BCTV apparently occurs in a wide variety of native and introduced perennial shrubs; the small collection of samples in this survey of 36 plant species precludes limiting the host range to those species that were found to be infected. There was no bias toward symptomatic plants (because no obvious viral symptoms were found in BCTV-infected shrubs); considering this, the frequency of BCTV infection in these perennial shrubs was surprisingly high. While it has long been suspected that perennial plants in the foothills harbored the virus, in fact, the virus appears to be commonplace among them.

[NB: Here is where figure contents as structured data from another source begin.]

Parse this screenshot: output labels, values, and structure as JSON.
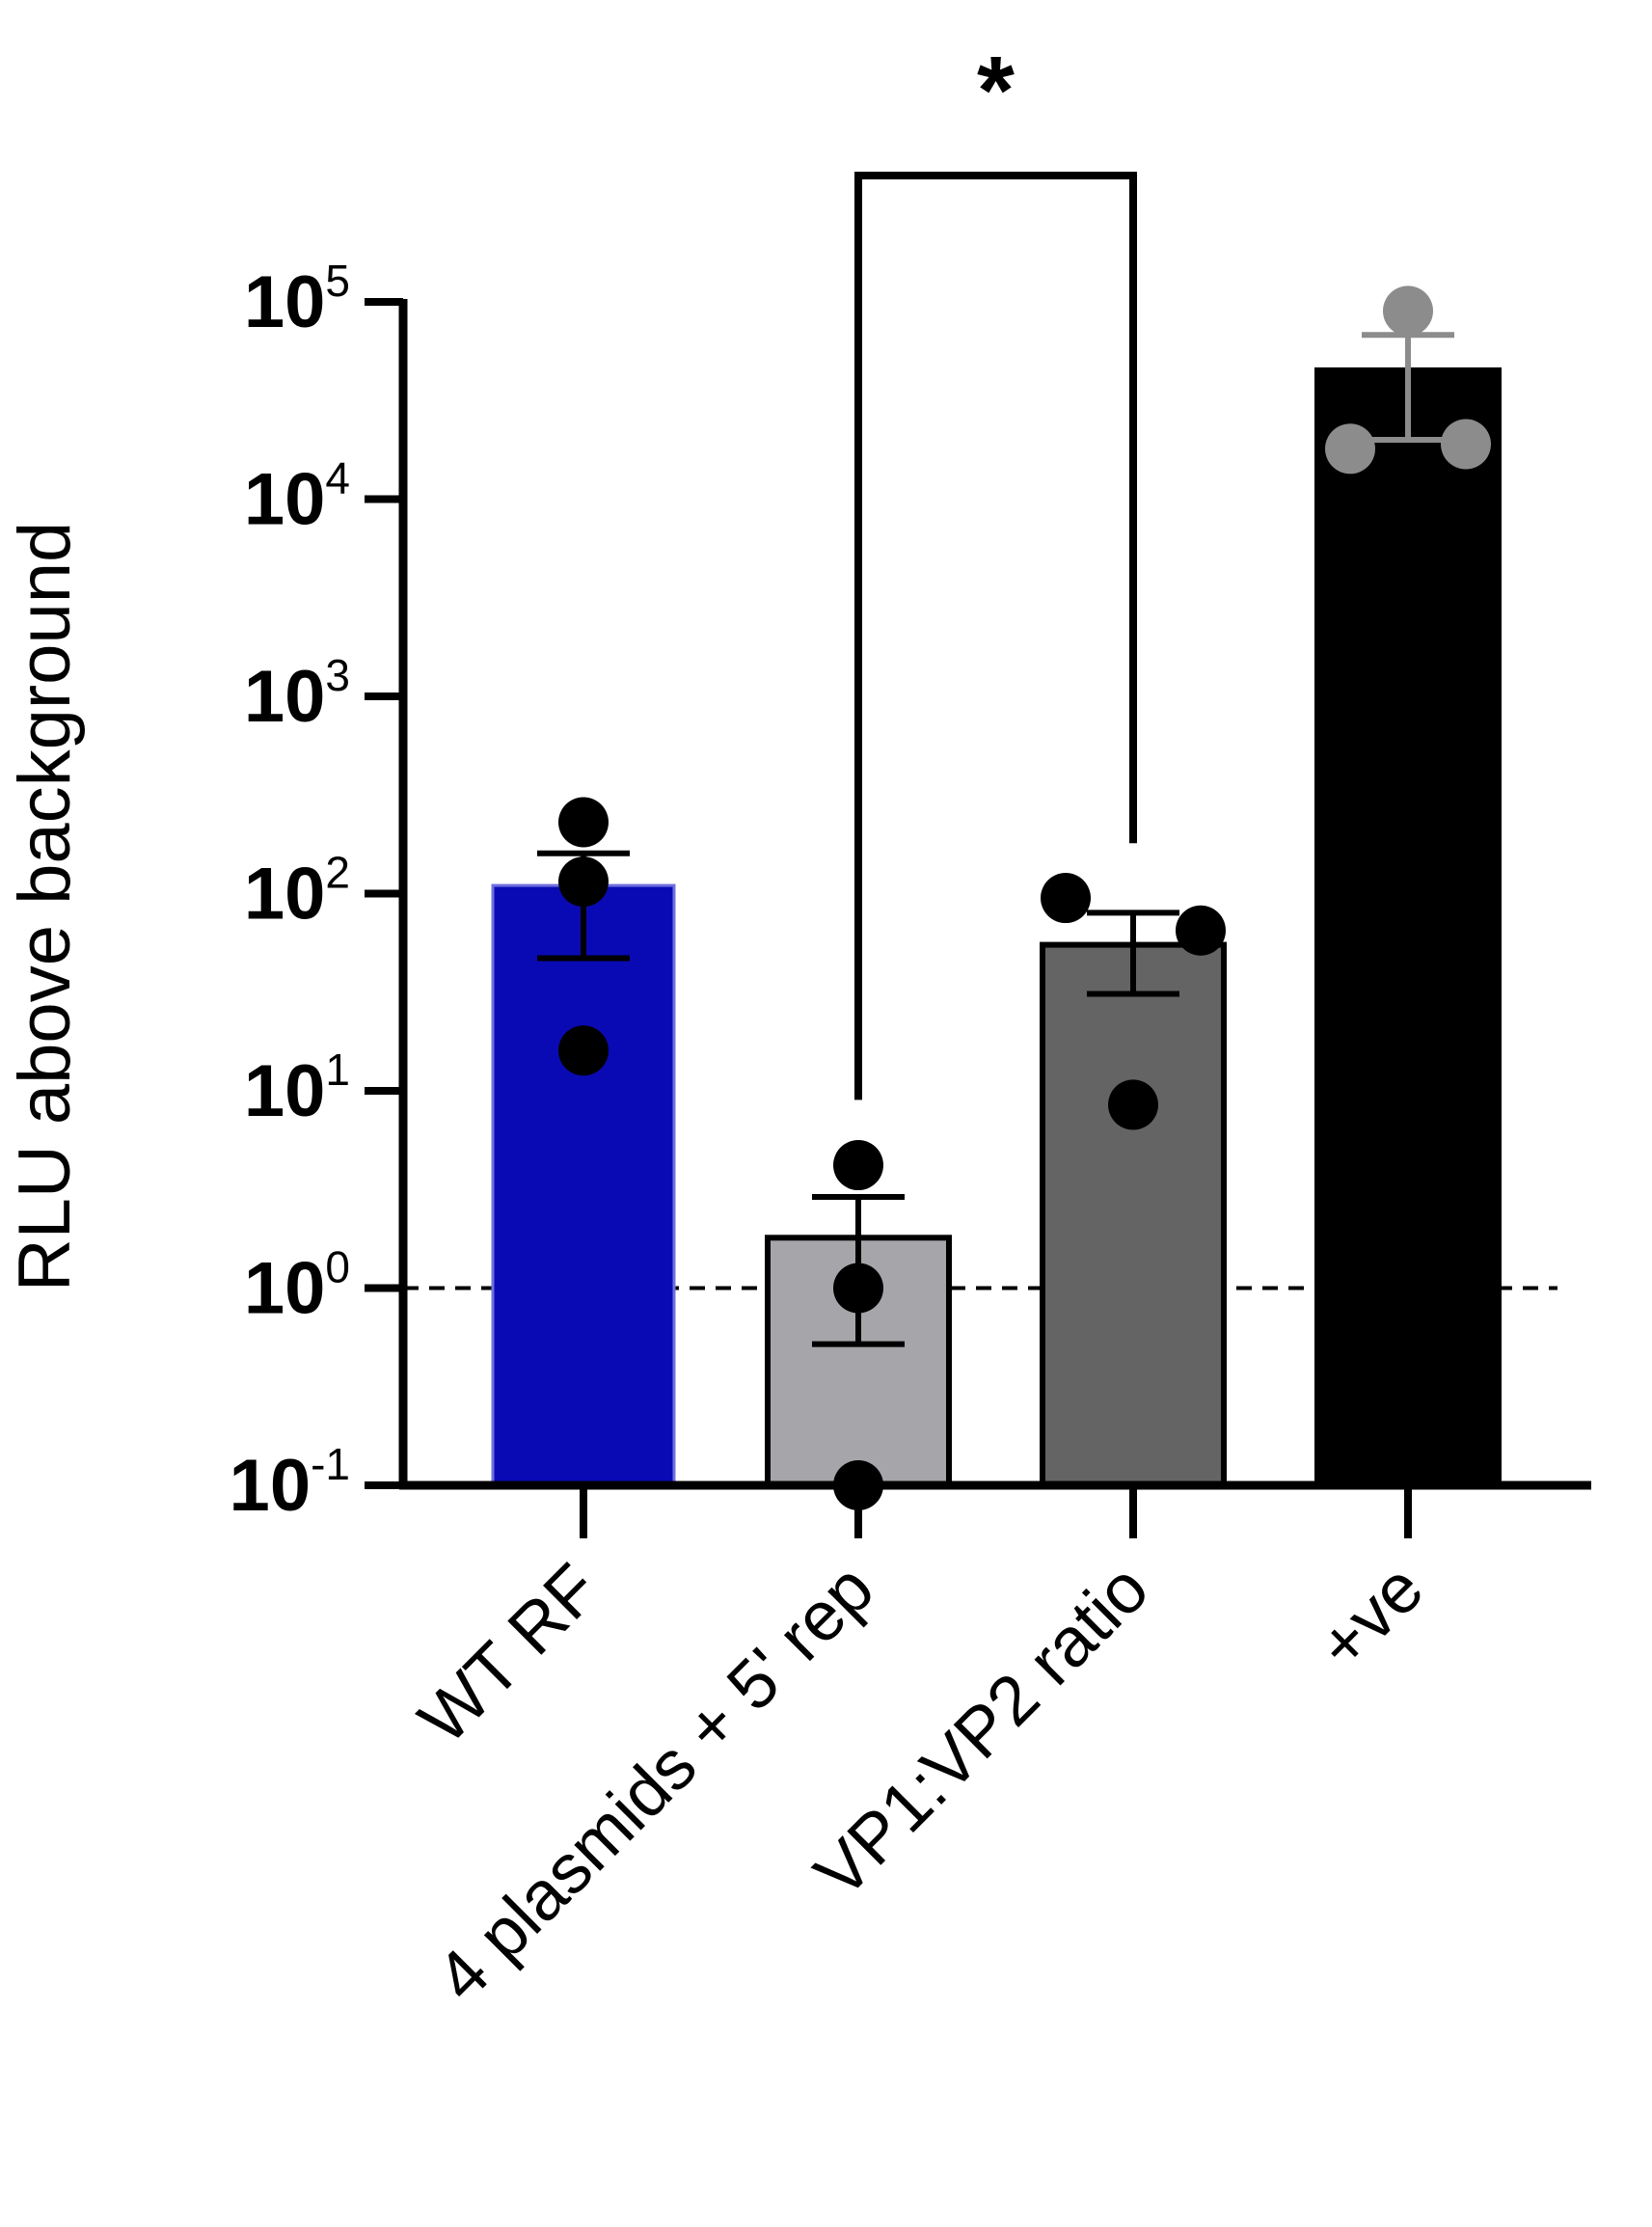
{
  "chart_data": {
    "type": "bar",
    "ylabel": "RLU above background",
    "yscale": "log",
    "ylim": [
      0.1,
      100000
    ],
    "ytick_bases": [
      "10",
      "10",
      "10",
      "10",
      "10",
      "10",
      "10"
    ],
    "ytick_exponents": [
      "-1",
      "0",
      "1",
      "2",
      "3",
      "4",
      "5"
    ],
    "reference_line": {
      "y": 1,
      "style": "dashed"
    },
    "categories": [
      "WT RF",
      "4 plasmids + 5' rep",
      "VP1:VP2 ratio",
      "+ve"
    ],
    "values": [
      110,
      1.8,
      55,
      45000
    ],
    "error_upper": [
      160,
      2.9,
      80,
      68000
    ],
    "error_lower": [
      47,
      0.52,
      31,
      20000
    ],
    "points": [
      [
        230,
        115,
        16
      ],
      [
        4.2,
        1.0,
        0.1
      ],
      [
        95,
        65,
        8.5
      ],
      [
        90000,
        18000,
        19000
      ]
    ],
    "bar_colors": [
      "#0a0ab4",
      "#a6a6aa",
      "#646464",
      "#000000"
    ],
    "point_colors": [
      "#000000",
      "#000000",
      "#000000",
      "#8c8c8c"
    ],
    "significance": {
      "from": 1,
      "to": 2,
      "label": "*"
    }
  }
}
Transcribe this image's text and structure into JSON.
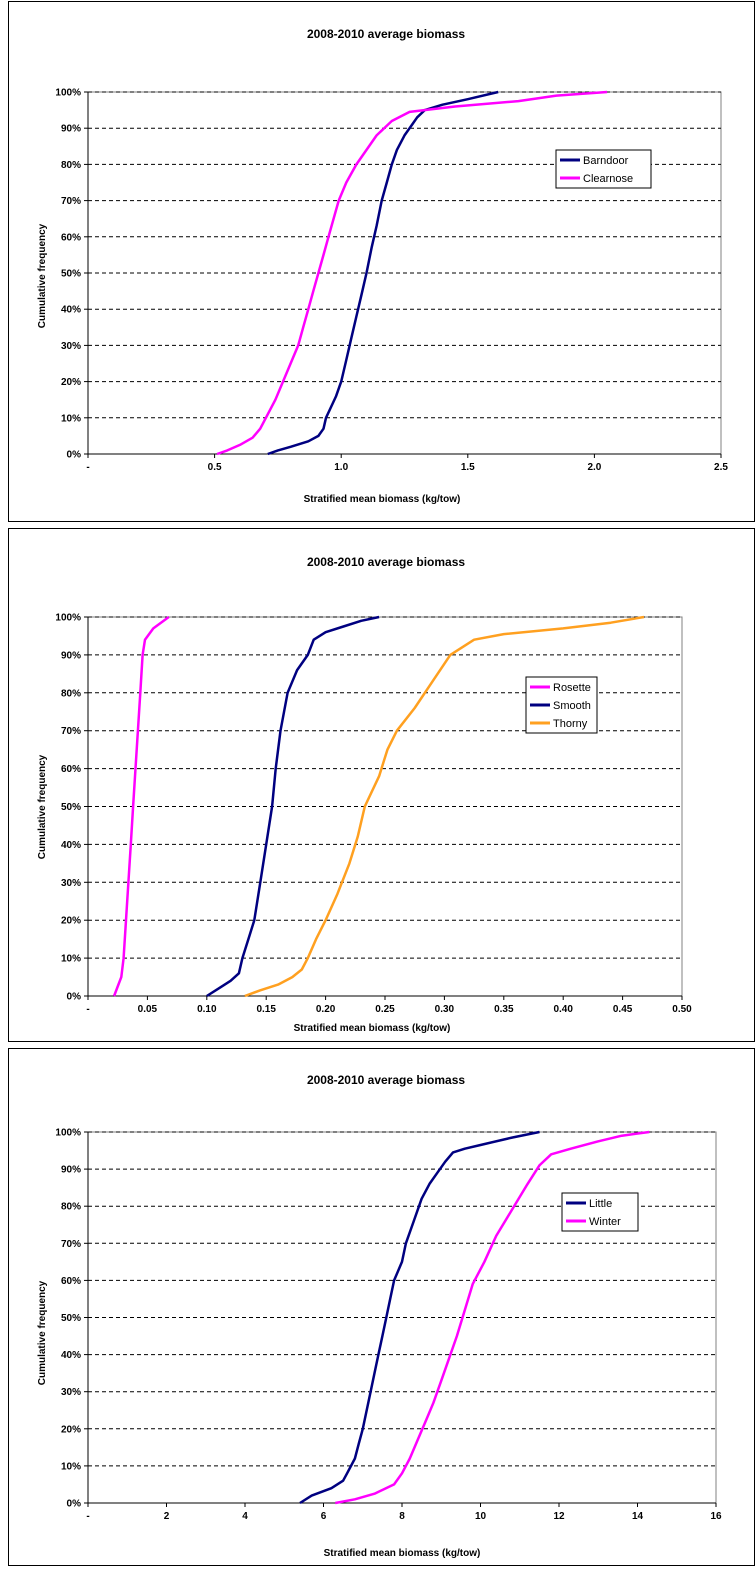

TABLE 1. Beet curly top geminivirus-infected perennial shrubs sampled in hills west of the San Joaquin Valley

Lab technician Grace Kao prepares plant DNA samples for beet curly top virus dot blot analysis.

Present management strategies for reducing curly top disease include spraying insecticides on leafhopper breeding grounds to reduce populations of the insects before they migrate to crops in the Central Valley, eliminating weed reservoirs, and planting BCTV-resistant varieties, when available. In an effort to control BCTV and the beet leafhopper in California, growers pay over $1 million annually to spray up to 100,000 foothill acres with insecticides. This program may prevent catastrophic losses to curly top, but doesn't account for long distance movement of the beet leafhopper, which is a strong flier and may migrate hundreds of miles to cultivated areas (Bennett 1971).

Heretofore, studies on the natural incidence of BCTV in California concentrated on annual weeds and crop plants (Creamer et al. 1996). This study increases the known host range of the virus to include many perennial shrubs. The importance of this large reservoir of the virus is yet unknown, but these perennial shrubs may prove to be an important component in the epidemiology of curly top disease.

The known host range of the beet curly top geminivirus is recognized to include many perennial shrubs in the foothills. Incidence of the virus in buck brush, a common member of the California chaparral community, was particularly high.

Tomatoes have no genetic resistance to curly top — so named because of the bunchy, twisted foliage characteristic of infected plants.

In North America, the beet curly top geminivirus is transmitted only by the beet leafhopper.